BIRCO will also host the tenth International State-of-the-Science Meeting, Multi-Spatial Scale Computational Modeling of Human Response to Blast Exposure (Cell–Tissue–Organ–Whole Body). This topic ties together several BIRCO initiatives related to computational modeling of blast events and blast injury. The meeting will include plenary sessions with keynote, topic, and scientific presentations; a poster session; and working groups led by expert panel members. Findings and recommendations developed by the expert panel based on the presentations and working group discussions will be published and made available here.

BIRCO will continue activity on the International Forum on Blast Injury Countermeasures (IFBIC) Organizing Committee. This committee is a multi-nation expansion of the original Japan-U.S. Technical Information Exchange Forum on Blast Injury, through which BIRCO has been collaborating with the National Defense Medical College of the Japan Self-Defense Forces since 2016. The second IFBIC in 2021 will be the fifth meeting of the Japan-U.S. Technical Information Exchange Forum on Blast Injury.
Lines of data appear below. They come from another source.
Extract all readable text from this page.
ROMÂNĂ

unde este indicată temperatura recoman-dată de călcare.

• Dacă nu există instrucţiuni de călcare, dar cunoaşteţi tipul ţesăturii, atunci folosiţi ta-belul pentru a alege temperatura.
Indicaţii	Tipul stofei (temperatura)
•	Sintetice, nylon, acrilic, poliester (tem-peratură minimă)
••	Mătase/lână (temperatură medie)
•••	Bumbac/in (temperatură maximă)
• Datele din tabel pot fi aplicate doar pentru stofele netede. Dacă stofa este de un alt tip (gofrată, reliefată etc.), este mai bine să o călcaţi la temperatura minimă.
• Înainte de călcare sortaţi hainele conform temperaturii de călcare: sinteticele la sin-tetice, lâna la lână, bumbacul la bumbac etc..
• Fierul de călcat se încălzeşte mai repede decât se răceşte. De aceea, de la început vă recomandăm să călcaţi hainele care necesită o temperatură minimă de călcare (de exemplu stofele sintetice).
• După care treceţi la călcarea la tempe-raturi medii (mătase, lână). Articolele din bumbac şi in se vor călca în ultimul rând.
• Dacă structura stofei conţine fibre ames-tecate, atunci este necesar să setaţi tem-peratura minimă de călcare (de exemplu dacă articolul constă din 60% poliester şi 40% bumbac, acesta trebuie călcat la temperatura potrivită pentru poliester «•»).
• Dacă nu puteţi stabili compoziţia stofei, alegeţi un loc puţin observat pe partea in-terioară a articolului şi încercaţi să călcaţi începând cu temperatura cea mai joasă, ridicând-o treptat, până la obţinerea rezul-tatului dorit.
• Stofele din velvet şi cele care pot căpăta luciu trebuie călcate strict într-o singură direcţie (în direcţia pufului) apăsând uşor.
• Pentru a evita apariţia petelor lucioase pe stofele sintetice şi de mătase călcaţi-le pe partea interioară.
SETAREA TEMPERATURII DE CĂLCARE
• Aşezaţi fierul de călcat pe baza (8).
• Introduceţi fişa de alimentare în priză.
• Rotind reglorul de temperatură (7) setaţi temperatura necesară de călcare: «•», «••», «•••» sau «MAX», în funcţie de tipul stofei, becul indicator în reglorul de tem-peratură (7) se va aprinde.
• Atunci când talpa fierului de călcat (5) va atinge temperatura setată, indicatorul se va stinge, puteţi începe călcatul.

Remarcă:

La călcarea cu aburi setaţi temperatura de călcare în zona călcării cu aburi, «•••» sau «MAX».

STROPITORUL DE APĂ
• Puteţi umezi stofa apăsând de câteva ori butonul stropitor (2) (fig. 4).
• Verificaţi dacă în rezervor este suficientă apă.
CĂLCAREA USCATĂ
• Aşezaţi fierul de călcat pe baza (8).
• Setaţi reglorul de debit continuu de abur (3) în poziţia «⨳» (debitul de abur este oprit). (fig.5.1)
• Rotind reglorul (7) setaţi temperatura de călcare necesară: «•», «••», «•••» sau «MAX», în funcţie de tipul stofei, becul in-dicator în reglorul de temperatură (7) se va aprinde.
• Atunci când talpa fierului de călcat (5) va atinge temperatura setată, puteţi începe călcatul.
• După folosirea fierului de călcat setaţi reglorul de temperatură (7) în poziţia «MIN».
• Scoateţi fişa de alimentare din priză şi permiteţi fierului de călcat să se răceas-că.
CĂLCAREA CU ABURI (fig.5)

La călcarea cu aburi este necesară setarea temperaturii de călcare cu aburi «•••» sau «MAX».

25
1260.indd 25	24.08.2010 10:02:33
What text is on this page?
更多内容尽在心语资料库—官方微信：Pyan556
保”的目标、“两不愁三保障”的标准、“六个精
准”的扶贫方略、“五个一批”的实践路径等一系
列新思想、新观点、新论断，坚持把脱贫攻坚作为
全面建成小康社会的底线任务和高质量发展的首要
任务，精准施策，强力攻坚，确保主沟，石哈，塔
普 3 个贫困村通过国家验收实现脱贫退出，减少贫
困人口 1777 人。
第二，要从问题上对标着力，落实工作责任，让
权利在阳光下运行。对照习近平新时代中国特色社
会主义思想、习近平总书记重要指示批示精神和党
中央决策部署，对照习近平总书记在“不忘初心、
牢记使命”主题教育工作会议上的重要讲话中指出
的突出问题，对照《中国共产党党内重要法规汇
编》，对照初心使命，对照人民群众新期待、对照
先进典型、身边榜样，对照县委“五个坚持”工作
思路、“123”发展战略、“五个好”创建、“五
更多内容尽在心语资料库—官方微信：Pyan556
IFBIC enables the exchange of knowledge and expertise, and the sharing of national experiences and evidence-based approaches toward the mutual advancement of care for blast injuries.

BIRCO will help solve complex blast injury problems by leveraging the innovative talents of our nation's small technology companies through the DOD Small Business Innovation Research (SBIR) and Small Business Technology Transfer (STTR) Programs. An example of an STTR program managed by BIRCO is the Biomechanical Rat Testing Device to Validate Primary Blast Loading Conditions for Mild Traumatic Brain Injury. This project is developing a biomechanical rat model surrogate to measure blast loading and enable cross-correlation of results across different test conditions and research groups.